Des élèves de seconde année (ce que j’appris que par la suite à reconnaître), nous placèrent par section, classe et taille. A chaque tête de peloton ces élèves nous regardèrent et nous montrèrent les rudiments : le garde à vous, le repos et le salut. Ils nous firent répéter jusqu’à ce que la manœuvre fut suffisamment maîtrisée pour être présentable. Je remarquai alors la présence de jeunes filles qui, elles aussi, portaient l’uniforme réglementaire. Toutes étaient coiffées à l’identique, un strict carré au ras de la nuque. Certaines reniflaient et avaient les yeux rougis, elles pleuraient probablement la perte d’une longue natte ou de beaux cheveux. Pour la plupart en revanche, le regard semblait s’être affirmé suite à cette première épreuve. J’entendis un « garde à vous ! » auquel les talons répondirent d’un claquement sec, puis je vis sur une estrade plusieurs hommes nous observer avec attention. Celui qui me semblait le plus décoré s’avança, salua avec une rectitude toute militaire et lança un « repos » que nous exécutâmes avec soin. Il était de haute taille, la coupe identique à la nôtre à la différence de la blancheur de ses cheveux, svelte et sûrement en excellente condition physique. La chose qui me marqua le plus fut ce fut la façon dont ses muscles jouaient sous l’uniforme. Il tenait plus du félin que de l’ours tant il me parut souple et tendu.

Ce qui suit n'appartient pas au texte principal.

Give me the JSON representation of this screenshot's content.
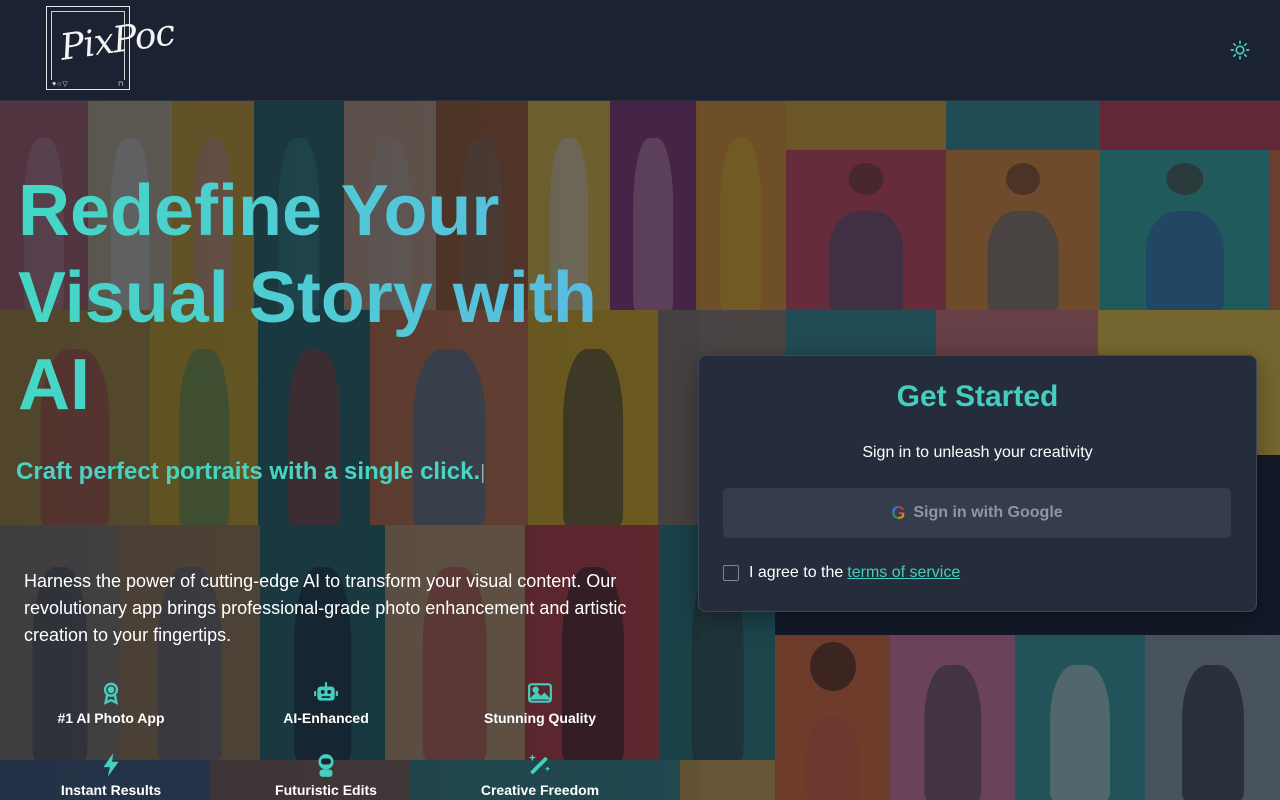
{
  "brand": {
    "logo_text": "PixPoc"
  },
  "header": {
    "theme_toggle_icon": "sun-icon"
  },
  "hero": {
    "title_line1": "Redefine Your",
    "title_line2": "Visual Story with",
    "title_line3": "AI",
    "subtitle": "Craft perfect portraits with a single click.",
    "description": "Harness the power of cutting-edge AI to transform your visual content. Our revolutionary app brings professional-grade photo enhancement and artistic creation to your fingertips."
  },
  "features": [
    {
      "label": "#1 AI Photo App",
      "icon": "award-icon"
    },
    {
      "label": "AI-Enhanced",
      "icon": "robot-icon"
    },
    {
      "label": "Stunning Quality",
      "icon": "image-icon"
    },
    {
      "label": "Instant Results",
      "icon": "lightning-icon"
    },
    {
      "label": "Futuristic Edits",
      "icon": "astronaut-icon"
    },
    {
      "label": "Creative Freedom",
      "icon": "magic-wand-icon"
    }
  ],
  "card": {
    "title": "Get Started",
    "subtitle": "Sign in to unleash your creativity",
    "google_button_label": "Sign in with Google",
    "agree_text": "I agree to the",
    "terms_link": "terms of service",
    "agree_checked": false
  },
  "colors": {
    "accent": "#45cdbe",
    "background": "#1a2130",
    "card": "#252d3c"
  }
}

Chers aspirants, je me présente, je suis le commandant Ternarber, directeur et responsable de la faculté STEAM. A partir d’aujourd’hui vous êtes tous sous ma responsabilité et par conséquent sous mes ordres. Le régime ici est très simple : tout soldat doit respect et obéissance à son supérieur, ce qui a pour conséquence qu’à chaque année réussie vous montez de grade. Vous serez soumis à un premier trimestre éliminatoire, c'est-à-dire que tout échec à ce test est exclu.

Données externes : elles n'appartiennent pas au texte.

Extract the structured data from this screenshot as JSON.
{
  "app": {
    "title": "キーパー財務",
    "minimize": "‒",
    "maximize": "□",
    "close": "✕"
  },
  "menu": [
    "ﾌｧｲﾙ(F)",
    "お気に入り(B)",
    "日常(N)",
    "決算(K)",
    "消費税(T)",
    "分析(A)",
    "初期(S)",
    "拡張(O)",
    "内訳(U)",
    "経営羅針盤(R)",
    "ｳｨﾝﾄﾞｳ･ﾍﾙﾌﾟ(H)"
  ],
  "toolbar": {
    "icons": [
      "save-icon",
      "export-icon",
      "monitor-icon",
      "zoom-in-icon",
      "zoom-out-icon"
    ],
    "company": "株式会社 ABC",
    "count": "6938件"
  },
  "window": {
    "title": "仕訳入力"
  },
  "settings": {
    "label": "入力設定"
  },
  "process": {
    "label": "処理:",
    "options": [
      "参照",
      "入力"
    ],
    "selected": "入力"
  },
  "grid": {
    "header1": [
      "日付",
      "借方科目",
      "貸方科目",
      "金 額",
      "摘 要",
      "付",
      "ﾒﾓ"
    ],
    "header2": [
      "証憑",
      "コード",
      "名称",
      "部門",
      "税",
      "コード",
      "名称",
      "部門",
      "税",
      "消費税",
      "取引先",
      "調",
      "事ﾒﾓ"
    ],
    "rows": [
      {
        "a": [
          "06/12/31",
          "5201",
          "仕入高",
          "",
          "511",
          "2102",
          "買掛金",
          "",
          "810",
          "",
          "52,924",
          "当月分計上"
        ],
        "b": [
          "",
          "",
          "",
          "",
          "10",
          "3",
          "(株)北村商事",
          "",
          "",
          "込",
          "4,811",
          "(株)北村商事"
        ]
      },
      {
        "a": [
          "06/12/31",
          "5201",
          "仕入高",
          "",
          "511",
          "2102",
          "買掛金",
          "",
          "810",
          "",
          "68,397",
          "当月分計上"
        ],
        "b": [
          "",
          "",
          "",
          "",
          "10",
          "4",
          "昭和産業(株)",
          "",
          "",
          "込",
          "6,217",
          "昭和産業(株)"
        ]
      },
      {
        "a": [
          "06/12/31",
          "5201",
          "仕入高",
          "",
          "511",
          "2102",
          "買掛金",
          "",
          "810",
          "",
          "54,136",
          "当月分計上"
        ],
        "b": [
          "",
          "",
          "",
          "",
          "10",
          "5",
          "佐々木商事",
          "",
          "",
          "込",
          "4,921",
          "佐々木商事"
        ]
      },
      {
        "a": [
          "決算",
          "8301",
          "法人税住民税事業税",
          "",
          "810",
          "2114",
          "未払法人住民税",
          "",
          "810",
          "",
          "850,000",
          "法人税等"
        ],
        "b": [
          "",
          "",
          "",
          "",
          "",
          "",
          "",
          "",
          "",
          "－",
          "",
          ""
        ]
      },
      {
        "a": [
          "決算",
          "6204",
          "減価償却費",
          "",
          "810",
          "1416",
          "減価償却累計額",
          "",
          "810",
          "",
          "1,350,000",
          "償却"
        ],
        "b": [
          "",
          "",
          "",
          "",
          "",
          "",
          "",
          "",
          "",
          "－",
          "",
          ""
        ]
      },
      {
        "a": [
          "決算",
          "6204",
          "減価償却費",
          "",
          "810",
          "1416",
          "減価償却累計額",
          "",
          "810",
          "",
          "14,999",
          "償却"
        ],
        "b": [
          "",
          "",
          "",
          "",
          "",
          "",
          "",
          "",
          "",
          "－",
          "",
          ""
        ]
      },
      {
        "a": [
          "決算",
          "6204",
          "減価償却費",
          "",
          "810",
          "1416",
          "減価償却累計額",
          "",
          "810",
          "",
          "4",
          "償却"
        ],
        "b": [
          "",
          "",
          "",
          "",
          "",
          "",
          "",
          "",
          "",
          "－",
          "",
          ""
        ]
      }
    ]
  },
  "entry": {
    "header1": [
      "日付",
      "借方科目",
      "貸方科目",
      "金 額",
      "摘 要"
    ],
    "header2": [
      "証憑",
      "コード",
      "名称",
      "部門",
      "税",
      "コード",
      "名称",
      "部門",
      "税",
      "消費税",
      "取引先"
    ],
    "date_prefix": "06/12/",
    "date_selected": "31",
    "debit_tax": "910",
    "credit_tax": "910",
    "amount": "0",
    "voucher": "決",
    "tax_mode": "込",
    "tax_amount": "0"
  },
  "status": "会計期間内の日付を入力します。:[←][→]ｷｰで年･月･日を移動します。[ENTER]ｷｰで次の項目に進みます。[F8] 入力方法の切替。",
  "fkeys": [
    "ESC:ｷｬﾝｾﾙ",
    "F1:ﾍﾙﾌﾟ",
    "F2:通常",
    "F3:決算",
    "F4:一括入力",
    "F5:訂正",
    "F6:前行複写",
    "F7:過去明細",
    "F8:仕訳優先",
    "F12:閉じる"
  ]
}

Vous serez nourris, blanchis et logés par la faculté. Trois repas par jour à heures fixes. Douche deux fois par semaine. La sonnerie dicte le rythme de la journée, écoutez la avec attention. Extinction des feus signalée par sonnerie, tout retard dans la chambrée devra être justifié auprès du personnel de garde. Tout manquement à ces règles pourra être sanctionné par une exclusion définitive. Permission de sortie de deux jours tous les quinze jours, possibilité d’autorisation exceptionnelle sur demande auprès de vos officiers de tutelle. Toute communication avec l’extérieur sera réglementée. La STEAM dispose d’un service courrier. Utilisez le, celui-ci est gratuit. Le courrier sera lu et si nécessaire censuré. Tout aspirant sera susceptible de s’expliquer sur le contenu des courriers écrits par ses soins.

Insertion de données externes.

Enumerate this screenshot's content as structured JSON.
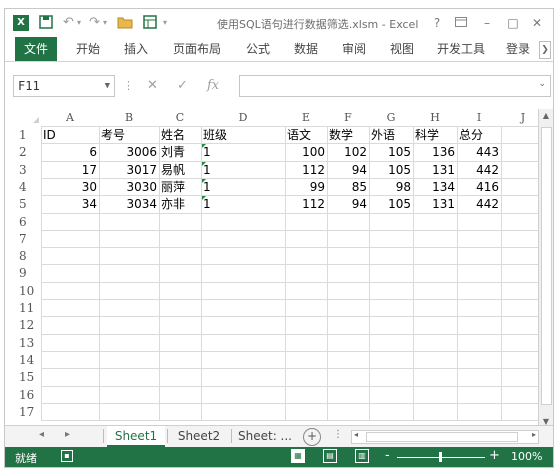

Organisation de la semaine : cinq jours de cours, deux de repos. Les travaux seront planifiés par vos officiers, prenez en bonne note. Nous fournissons le matériel, inutile d’en acheter de supplémentaire. Les cours se répartissent entre trois catégories : théorie, pratique et activités physiques. Le test trimestriel portera sur les trois domaines à parts égales, donc ne négligez pas un seul point de votre formation. Les travaux théoriques se baseront sur des ouvrages que nous vous fournirons à la fin de cette présentation. Prenez en soin, toute dégradation vous sera facturée.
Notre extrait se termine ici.